Василий Смирнов - Открытие мира (Весь роман в одной книге)
Но сельским немногим удалось это сделать, не успели, — с крыльца сбежала девка, та самая, что несла на руках сонную девочку из каретника, теперь она была без фартука и наколки, в подоткнутой юбке, точно пол мыла в доме. Она отыскала усталыми, испуганными глазами Яшкиного отца и что‑то зашептала ему. И всем стало известно, даже ребятне, что Ксения Евдокимовна убедительно просит конюха Родиона Семеновича Петушкова запрячь сейчас же Ветерка в тарантас и, ради Христа, отвезти ее с детьми и вещами на станцию: она, барыня, уезжает в Питер к мужу, Виктору Алексеевичу.
Мужики и мамки молча переглянулись и немного обождали идти по домам. Они поступили правильно: еще не кончились ихние дела в усадьбе, может, настоящие‑то дела только начинались.

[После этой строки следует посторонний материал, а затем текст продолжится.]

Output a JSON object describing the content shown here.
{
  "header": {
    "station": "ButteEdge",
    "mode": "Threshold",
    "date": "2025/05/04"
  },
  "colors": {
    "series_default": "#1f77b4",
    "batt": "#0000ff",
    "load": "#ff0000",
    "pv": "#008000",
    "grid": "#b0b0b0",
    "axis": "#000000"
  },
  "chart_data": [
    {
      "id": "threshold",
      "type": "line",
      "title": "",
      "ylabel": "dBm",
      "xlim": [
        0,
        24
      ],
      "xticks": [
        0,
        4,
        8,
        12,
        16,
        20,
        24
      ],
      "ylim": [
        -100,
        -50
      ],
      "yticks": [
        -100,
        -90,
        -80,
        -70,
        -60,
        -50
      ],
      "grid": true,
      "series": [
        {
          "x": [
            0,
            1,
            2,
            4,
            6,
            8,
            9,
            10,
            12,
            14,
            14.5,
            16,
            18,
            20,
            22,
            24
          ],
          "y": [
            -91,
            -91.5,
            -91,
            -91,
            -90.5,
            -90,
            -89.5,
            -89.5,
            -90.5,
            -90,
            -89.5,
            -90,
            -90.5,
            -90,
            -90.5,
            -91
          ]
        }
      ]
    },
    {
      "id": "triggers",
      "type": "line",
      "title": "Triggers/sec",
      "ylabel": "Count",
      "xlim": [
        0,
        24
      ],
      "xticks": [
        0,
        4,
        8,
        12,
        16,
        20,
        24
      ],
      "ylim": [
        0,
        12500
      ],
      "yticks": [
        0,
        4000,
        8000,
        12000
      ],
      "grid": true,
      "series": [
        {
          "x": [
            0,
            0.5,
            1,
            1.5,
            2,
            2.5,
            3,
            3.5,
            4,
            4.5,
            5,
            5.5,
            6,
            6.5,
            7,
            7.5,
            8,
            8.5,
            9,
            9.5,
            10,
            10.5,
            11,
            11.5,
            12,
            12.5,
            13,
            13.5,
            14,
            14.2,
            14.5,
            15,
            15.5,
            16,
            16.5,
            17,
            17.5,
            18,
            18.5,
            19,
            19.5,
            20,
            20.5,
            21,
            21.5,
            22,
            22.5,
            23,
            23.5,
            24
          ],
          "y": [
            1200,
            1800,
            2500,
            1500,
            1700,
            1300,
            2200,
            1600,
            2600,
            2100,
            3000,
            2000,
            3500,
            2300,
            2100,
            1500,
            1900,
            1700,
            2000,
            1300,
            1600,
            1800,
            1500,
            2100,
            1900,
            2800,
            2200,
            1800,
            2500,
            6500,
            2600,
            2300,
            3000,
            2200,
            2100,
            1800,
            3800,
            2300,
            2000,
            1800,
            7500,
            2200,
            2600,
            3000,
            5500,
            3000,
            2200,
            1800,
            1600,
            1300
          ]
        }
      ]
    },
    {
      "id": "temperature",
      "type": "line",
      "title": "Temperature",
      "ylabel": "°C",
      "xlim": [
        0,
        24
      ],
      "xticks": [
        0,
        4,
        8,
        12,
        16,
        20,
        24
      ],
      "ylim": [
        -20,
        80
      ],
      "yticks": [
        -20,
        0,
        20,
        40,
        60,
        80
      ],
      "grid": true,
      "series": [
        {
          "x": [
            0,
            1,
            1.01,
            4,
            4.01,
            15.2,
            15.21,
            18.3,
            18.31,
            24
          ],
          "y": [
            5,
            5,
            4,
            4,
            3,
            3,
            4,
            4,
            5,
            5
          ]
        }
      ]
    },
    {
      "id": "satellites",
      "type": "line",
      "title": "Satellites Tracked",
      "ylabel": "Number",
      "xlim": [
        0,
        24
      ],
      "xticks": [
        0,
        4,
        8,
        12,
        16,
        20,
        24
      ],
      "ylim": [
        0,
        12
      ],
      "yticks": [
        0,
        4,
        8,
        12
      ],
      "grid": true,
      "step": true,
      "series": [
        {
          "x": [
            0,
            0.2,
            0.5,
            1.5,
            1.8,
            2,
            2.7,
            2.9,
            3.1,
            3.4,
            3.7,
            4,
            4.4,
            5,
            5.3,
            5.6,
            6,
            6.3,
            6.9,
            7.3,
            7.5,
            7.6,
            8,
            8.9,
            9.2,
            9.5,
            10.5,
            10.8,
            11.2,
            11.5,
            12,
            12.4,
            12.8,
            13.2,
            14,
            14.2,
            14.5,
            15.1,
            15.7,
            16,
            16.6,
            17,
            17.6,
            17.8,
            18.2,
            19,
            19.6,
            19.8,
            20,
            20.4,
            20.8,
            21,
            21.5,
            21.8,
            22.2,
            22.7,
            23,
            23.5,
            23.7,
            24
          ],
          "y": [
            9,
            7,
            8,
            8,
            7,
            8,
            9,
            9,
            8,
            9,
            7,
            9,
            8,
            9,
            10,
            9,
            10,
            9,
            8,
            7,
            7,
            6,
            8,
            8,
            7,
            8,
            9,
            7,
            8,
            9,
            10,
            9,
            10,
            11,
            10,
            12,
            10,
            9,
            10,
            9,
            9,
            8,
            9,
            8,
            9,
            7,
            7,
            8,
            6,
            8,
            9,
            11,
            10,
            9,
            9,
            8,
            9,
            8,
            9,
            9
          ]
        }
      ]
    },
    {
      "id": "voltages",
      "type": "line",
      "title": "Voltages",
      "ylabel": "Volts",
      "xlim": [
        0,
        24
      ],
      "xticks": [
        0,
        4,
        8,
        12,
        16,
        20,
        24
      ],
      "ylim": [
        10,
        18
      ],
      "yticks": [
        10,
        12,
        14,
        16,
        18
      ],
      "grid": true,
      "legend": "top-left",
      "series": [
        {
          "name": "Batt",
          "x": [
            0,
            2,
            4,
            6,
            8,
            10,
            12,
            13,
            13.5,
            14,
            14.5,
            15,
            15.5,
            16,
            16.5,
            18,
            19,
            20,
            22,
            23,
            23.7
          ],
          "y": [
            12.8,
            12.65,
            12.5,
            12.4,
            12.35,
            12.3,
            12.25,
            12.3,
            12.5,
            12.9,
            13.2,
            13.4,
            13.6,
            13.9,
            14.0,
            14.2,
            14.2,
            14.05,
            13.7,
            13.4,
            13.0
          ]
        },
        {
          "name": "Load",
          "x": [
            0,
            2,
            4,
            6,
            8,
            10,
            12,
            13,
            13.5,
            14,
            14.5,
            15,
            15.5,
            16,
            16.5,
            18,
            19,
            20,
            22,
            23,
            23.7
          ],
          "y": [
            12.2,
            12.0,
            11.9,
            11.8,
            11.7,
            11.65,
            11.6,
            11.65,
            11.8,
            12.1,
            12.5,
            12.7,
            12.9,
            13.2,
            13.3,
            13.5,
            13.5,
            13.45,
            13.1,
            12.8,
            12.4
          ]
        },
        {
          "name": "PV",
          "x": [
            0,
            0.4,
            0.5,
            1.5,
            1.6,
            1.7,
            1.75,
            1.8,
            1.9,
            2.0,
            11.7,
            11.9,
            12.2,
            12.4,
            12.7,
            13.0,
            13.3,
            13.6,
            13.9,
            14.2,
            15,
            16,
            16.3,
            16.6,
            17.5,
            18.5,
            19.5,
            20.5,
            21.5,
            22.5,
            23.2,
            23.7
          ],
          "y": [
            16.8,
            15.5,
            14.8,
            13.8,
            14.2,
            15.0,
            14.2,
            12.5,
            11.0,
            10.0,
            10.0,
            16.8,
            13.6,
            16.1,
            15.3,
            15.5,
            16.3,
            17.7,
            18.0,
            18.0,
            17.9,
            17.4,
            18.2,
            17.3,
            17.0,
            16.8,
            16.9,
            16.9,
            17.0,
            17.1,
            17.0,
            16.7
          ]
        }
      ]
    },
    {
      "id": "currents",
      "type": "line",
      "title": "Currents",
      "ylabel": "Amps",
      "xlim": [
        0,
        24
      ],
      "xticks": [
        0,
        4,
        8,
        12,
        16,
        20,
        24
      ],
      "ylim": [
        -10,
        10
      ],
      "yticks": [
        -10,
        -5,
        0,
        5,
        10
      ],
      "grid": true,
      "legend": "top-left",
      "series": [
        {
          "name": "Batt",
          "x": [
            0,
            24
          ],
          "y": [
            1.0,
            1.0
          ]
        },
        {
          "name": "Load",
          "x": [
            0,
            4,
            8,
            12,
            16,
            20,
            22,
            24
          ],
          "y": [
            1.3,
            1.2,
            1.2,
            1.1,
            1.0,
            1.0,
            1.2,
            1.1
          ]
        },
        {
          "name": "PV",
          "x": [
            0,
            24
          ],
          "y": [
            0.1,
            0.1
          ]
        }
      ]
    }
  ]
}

Да вот, так оно и есть: подъехал на своем буланом, ожиревшем за зиму мерине в просторно — покойных дрогах поп отец Петр с Колей Немой, кучером и Василием Апостолом и не позволил им и никому другому помогать ему слезать наземь. Такого, кажется, никогда не бывало, подумайте, батюшка сам, кряхтя, колыхаясь мягким животом, слезал с дрог в соломенной крашеной шляпе, темно — лиловой новой рясе с крестом на груди, и весь побагровел от усилий. Коля Нема не утерпел, подскочил, гугукая, к попу, но тот уже стоял на песчаной дорожке перед крыльцом, ш отдыхая от трудов, оправляя рясу и сивую, всклокоченную бог знает отчего бороду.
Народ первым поторопился поклониться попу, здороваясь. Батюшка ответно кивнул, но не благословил, как он это всегда делал при встречах с прихожанами. Заметно было, всем очень неловко, отцу Петру, должно быть, неудобно больше всех.
— Что же это такое? — тихонько, нерешительно спросил он у народа. — Как же это так?
Ему не ответили.
Он сконфузился, замычал, закашлял. Мужиков и баб тоже прохватил коклюш вдругорядь, нынче все простыли, даже у Шурки защекотало в горле. Шурка покраснел, а отчего, и сам не знал.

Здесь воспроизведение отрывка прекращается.